Quanto às disciplinas de educação cívico-democrática; a polémica está em tratar esses conteúdos de forma transversal ou como uma disciplina independente e avaliável. Durante o regime de Franco, os valores da ditadura foram transmitidos por meio da disciplina Formação do Espírito Nacional. Talvez por causa disto, de uma forma reactiva, qualquer assunto com um conteúdo mais “político” foi eliminado e os valores democráticos foram incluídos transversalmente nos diferentes assuntos. Em 2006, o governo do socialista Rodríguez Zapatero aprovou a Lei Orgânica da Educação (LOE), que incluía nos currículos escolares a Educação para a Cidadania e os Direitos Humanos. Este é um assunto que deveria ter um consenso profundo, pois inclui os valores que permitem a convivência democrática, o que levou a um confronto ideológico profundo; com acusações de promoção do “secularismo, relativismo moral, positivismo jurídico e ‘ideologia’ de género”.
Por fim, o PP eliminou a questão da cidadania e voltou à transversalidade que mantém a lei Celáa, introduzindo como objectivo genérico: “Os alunos devem adquirir um conhecimento profundo da história da democracia em Espanha desde as origens até aos dias actuais para estabelecer valores cívicos e contribuir para a formação de cidadãos mais livres, tolerantes e críticos”.
Particularmente sou partidário da existência da matéria da cidadania, como ocorre em Portugal e em outros países europeus. A transversalidade perde qualquer concreção nos conteúdos. Os fundamentos devem ser explicados com rigor.

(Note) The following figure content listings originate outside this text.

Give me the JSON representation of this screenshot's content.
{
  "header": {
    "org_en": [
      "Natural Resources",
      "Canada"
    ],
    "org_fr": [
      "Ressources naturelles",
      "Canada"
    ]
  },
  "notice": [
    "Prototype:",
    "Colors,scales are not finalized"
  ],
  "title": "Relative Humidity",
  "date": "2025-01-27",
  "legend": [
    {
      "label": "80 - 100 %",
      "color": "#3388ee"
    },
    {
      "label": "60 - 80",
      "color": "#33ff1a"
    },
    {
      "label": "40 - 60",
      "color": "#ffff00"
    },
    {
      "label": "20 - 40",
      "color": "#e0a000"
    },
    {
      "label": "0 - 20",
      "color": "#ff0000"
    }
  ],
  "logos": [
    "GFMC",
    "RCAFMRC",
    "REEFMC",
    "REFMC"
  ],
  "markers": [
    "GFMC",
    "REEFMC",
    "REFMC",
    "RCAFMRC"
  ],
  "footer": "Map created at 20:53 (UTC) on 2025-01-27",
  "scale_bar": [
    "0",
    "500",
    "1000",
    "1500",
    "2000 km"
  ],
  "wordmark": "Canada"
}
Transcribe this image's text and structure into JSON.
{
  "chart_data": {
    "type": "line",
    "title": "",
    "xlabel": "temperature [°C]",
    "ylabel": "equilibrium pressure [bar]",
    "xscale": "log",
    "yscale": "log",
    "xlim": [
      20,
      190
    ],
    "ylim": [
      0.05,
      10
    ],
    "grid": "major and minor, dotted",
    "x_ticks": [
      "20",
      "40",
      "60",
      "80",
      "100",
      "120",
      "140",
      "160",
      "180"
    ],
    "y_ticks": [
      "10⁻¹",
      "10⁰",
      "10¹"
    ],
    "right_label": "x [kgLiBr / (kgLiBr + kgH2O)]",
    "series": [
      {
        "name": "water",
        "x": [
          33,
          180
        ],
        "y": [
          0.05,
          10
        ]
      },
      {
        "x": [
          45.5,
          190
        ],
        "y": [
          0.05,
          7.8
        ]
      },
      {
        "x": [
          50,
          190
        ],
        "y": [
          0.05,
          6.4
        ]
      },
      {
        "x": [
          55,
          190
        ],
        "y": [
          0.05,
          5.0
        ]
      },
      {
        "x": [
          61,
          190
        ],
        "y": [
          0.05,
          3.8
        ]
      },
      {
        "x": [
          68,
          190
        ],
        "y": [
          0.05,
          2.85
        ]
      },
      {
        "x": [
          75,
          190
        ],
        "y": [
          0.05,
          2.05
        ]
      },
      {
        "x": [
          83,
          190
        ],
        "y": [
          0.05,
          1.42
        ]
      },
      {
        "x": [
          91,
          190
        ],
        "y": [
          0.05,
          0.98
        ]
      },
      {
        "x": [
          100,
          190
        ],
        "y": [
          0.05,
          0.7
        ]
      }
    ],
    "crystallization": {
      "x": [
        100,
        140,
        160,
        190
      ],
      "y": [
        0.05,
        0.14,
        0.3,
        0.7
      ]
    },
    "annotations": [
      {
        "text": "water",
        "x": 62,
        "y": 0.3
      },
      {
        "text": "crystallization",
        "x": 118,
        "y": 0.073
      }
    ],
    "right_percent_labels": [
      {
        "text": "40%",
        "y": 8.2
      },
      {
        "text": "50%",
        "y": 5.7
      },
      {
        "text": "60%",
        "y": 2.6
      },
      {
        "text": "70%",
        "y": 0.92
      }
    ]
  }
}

A situação em que a política sai da Educação é lamentável, 9 leis educacionais em 40 anos, enquanto continuamos a piorar na maioria dos indicadores. A única coisa sobre a qual existe consenso é a necessidade de consenso. No entanto, a realidade é que não existe nem é esperado.
Isso não me leva a perder a minha vocação e paixão pela docência. Todos os dias, o evento mágico continua ocorrendo quando um professor transmite conhecimentos, valores, atitudes e habilidades para seus alunos; sem interferência política. Na privacidade das salas de aula, nada pinta a política.